In-Depth: How the Electoral College works

System formed out of a compromise in 1787
Posted
and last updated

As we approach the November election, all eyes are on a handful of battleground states.

That’s because of an election procedure that a lot of people have questions about and one that is unique to presidential politics: the Electoral College.

When you fill out a ballot for president, you’re not actually voting for the candidate whose name you see. In California, you’re actually voting for 55 people who you may have never heard of, a “slate of electors,” who turn around and cast the real votes from the state Capitol in December.

It dates back to 1787. The Founding Fathers were split on the mechanics of how to elect a president, and “this was the thing that they could all agree on,” said UC San Diego political science professor Daniel Butler.

The Electoral College was a compromise between the framers who were leery of giving direct power to the masses and others who opposed having Congress elect the president.

“It felt a lot like Parliament, a lot like what the British did, which is not what they were going to do,” Butler said.

Article II of the Constitution lays out how it works. Each state gets a number of electors equal to the size of their congressional delegation; their senators and U.S. representatives. California has 55 electors, the most of any state.

The Founders set up the Electoral College system under one big assumption: that it would be extremely rare for candidates to actually secure a majority, which today is 270 votes. If the contest ended without a majority winner, it would be decided by Congress.

The last election decided by Congress was in 1824. The scenario the Founders predicted might happen once or twice a century has unfolded in every election since.

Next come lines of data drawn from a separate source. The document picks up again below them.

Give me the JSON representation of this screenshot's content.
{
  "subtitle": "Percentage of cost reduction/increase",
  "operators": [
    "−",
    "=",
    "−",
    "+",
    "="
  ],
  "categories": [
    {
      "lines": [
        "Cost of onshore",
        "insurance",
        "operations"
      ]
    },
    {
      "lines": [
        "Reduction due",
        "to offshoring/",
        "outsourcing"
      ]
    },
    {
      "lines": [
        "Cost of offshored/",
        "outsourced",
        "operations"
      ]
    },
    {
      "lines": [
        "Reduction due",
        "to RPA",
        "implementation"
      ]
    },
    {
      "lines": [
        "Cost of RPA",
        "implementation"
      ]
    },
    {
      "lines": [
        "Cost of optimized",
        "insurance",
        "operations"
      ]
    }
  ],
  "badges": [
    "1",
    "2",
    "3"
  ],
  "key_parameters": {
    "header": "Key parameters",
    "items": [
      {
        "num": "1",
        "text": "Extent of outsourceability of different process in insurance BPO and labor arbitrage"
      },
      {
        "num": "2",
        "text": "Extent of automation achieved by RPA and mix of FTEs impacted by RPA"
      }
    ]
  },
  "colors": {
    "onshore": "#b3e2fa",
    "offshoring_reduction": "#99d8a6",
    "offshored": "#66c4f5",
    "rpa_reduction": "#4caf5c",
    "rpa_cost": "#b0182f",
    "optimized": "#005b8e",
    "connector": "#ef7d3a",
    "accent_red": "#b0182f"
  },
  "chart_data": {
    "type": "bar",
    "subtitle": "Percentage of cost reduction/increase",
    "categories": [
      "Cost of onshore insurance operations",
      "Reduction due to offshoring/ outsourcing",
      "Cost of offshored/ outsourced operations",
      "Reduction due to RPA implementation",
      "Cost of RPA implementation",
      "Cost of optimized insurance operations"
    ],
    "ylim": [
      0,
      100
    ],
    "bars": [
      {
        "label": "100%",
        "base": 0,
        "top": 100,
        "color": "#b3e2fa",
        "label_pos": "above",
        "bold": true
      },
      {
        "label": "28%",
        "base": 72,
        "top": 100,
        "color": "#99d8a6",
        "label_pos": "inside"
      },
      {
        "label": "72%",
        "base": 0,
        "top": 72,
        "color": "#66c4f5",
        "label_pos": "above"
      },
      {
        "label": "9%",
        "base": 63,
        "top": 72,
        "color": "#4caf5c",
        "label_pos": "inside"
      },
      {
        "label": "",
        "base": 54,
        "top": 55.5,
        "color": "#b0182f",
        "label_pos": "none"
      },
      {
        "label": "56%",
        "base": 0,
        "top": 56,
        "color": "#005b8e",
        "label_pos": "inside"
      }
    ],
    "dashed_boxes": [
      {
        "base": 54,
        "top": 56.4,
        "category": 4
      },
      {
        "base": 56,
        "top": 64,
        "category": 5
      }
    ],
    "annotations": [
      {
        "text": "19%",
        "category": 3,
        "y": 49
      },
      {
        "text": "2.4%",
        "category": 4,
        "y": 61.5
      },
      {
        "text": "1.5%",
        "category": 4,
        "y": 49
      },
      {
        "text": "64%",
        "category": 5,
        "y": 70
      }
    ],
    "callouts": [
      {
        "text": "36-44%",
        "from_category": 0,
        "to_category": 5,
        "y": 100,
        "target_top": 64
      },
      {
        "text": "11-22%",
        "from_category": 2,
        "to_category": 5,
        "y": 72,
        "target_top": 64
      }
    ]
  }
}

“I think what frustrates many people about the Electoral College is that that majority winner in the popular vote isn’t always who captures the majority in the Electoral College,” said UC San Diego political science chair Thad Kousser.

In 2016, then-candidate Donald Trump became just the fifth person in history to win the Electoral College and lose the popular vote, out of 58 presidential elections. It also happened in 2000 in the contest between George W. Bush and Al Gore.

The Founders envisioned the Electoral College as a check on the popular vote, able to potentially choose a different candidate than the one favored by the masses, but in practice, electors almost never do that. Most states have laws requiring electors to follow the popular vote.

It was big news in 2016 when 10 electors broke ranks in an effort to block candidate Trump, because in every state electors are party loyalists, hand-picked by top leaders. So-called faithless electors have never swung an election.

Kousser says for all the recent controversy surrounding the electoral college, there are some major benefits. Because the system empowers states whose electorate is closely divided between the parties, Kousser said it helps mitigate the role of money in politics.

“What the electoral college does is it focuses and narrows the playing field to these few battleground states,” he said. “That's where you've got to run ads. That's where you've got to run your campaigns, not in 50 states. If we had to run 50-state campaigns then it would cost billions of dollars to win elections and it would give a huge advantage to whichever side raised the most money.”

The other benefit of focusing elections on key swing states is that it pushes the parties more towards the center, Kousser argues.

Without the Electoral College, he says candidates would try to “run up the score” and collect as many votes as possible in more populous states like California and Texas that tend to be more politically polarized.